Statistical methods have been described previously( Reference Jensen, Sondergaard and Andersen 11 ). Cytokine data were log-transformed and analysed with Tobit regression using multiple imputations to account for measurements below the LLD of the assay, and estimates were back-transformed providing geometric mean ratios (GMR). Where >50 % of measurements were below the LLD of the respective analytes, Poisson regression was used, providing proportion ratios (PR) of measurements above LLD as done previously( Reference Jensen, Fisker and Andersen 13 , Reference Jensen, Larsen and Biering-Sorensen 14 ). A summary of the proportion of measurements >50 % and the geometric means can be found in the online Supplementary Table S1.
For distributions with <50 % observations below LLD, the ratios of IFN-γ to IL-5, IFN-γ to IL-10 and TNF-α to IL-10 were analysed and reported as GMR-ratios (GMRR).

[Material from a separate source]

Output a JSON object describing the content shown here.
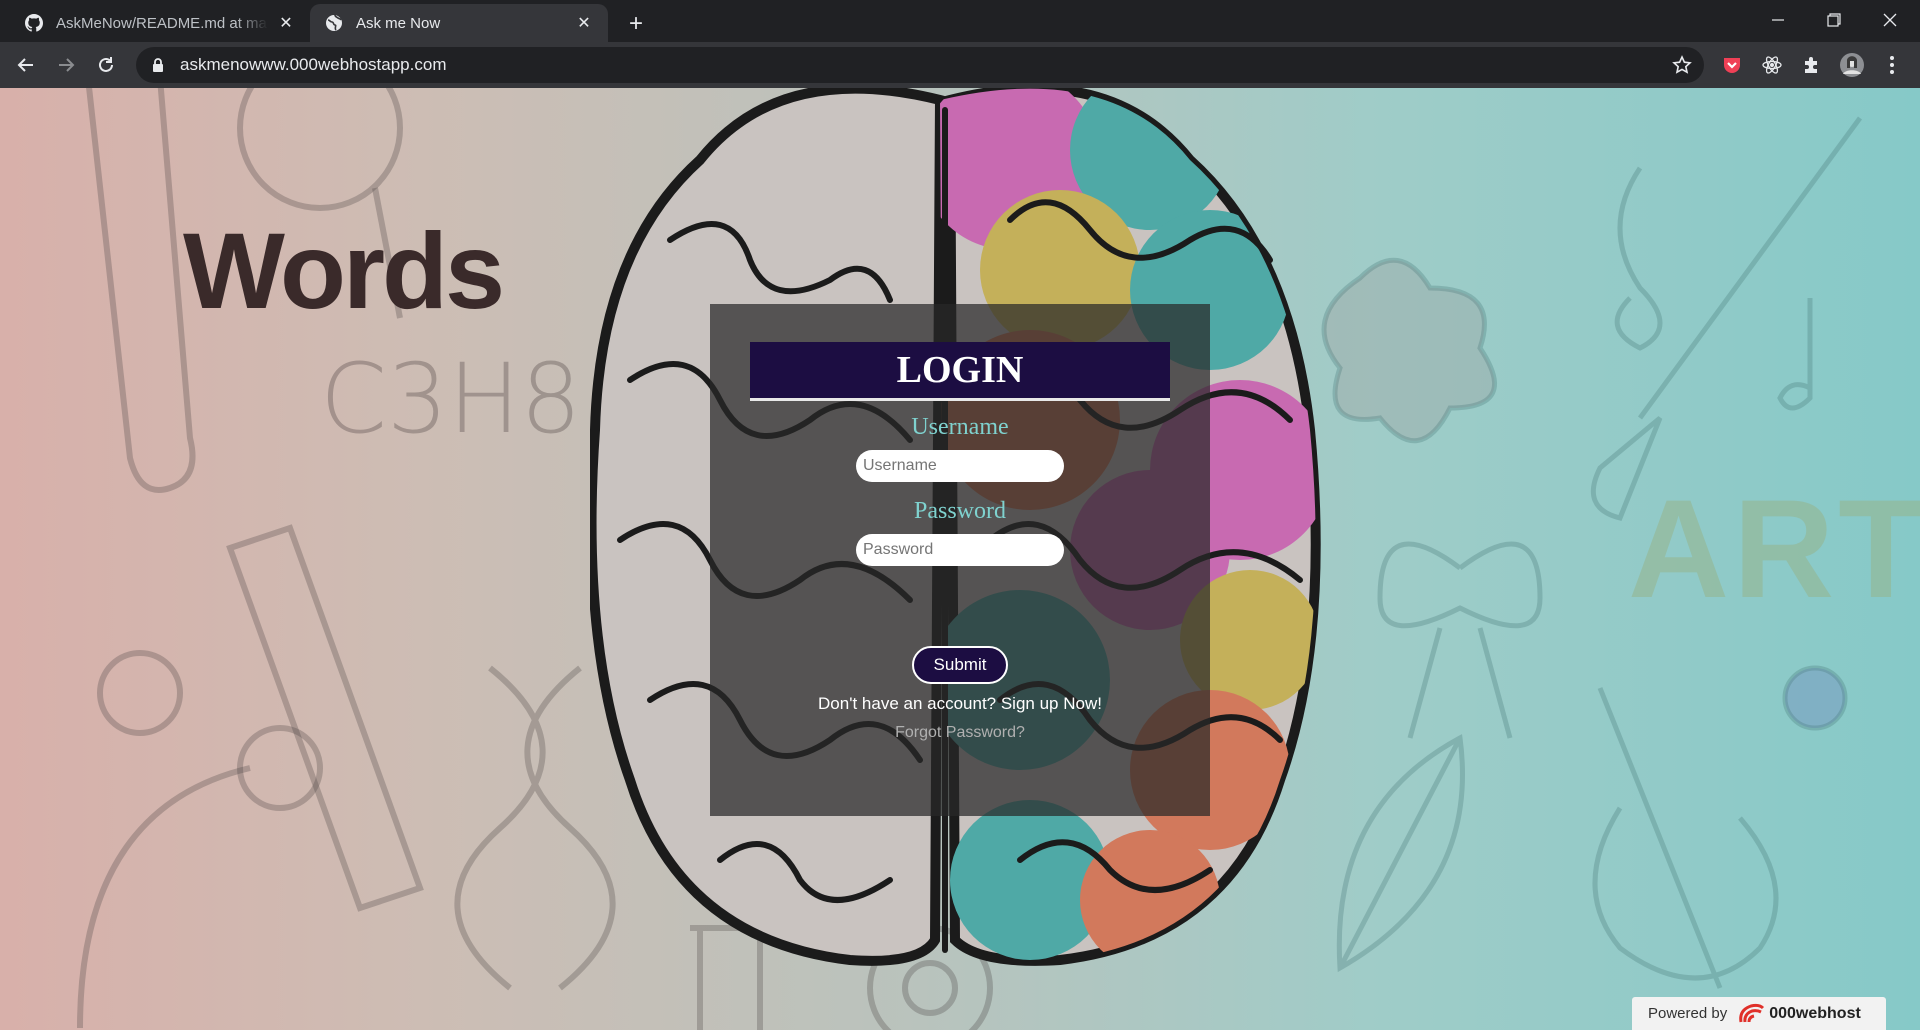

Exploratory data analysis indicated that there was no difference in the effect of 7·5mg RE v. 15mg RE overall or stratified by sex; hence, the two doses were analysed collectively as NVAS v. placebo.
To test the effect of NVAS on overall cytokine responsiveness irrespective of stimulation, a collective test for each of the in vitro cytokines was performed for distributions with <50 % measurements below LLD, except for cytokines where the effect estimates across the different stimulations in the particular analysis were too heterogeneous (P<0·05) to be combined.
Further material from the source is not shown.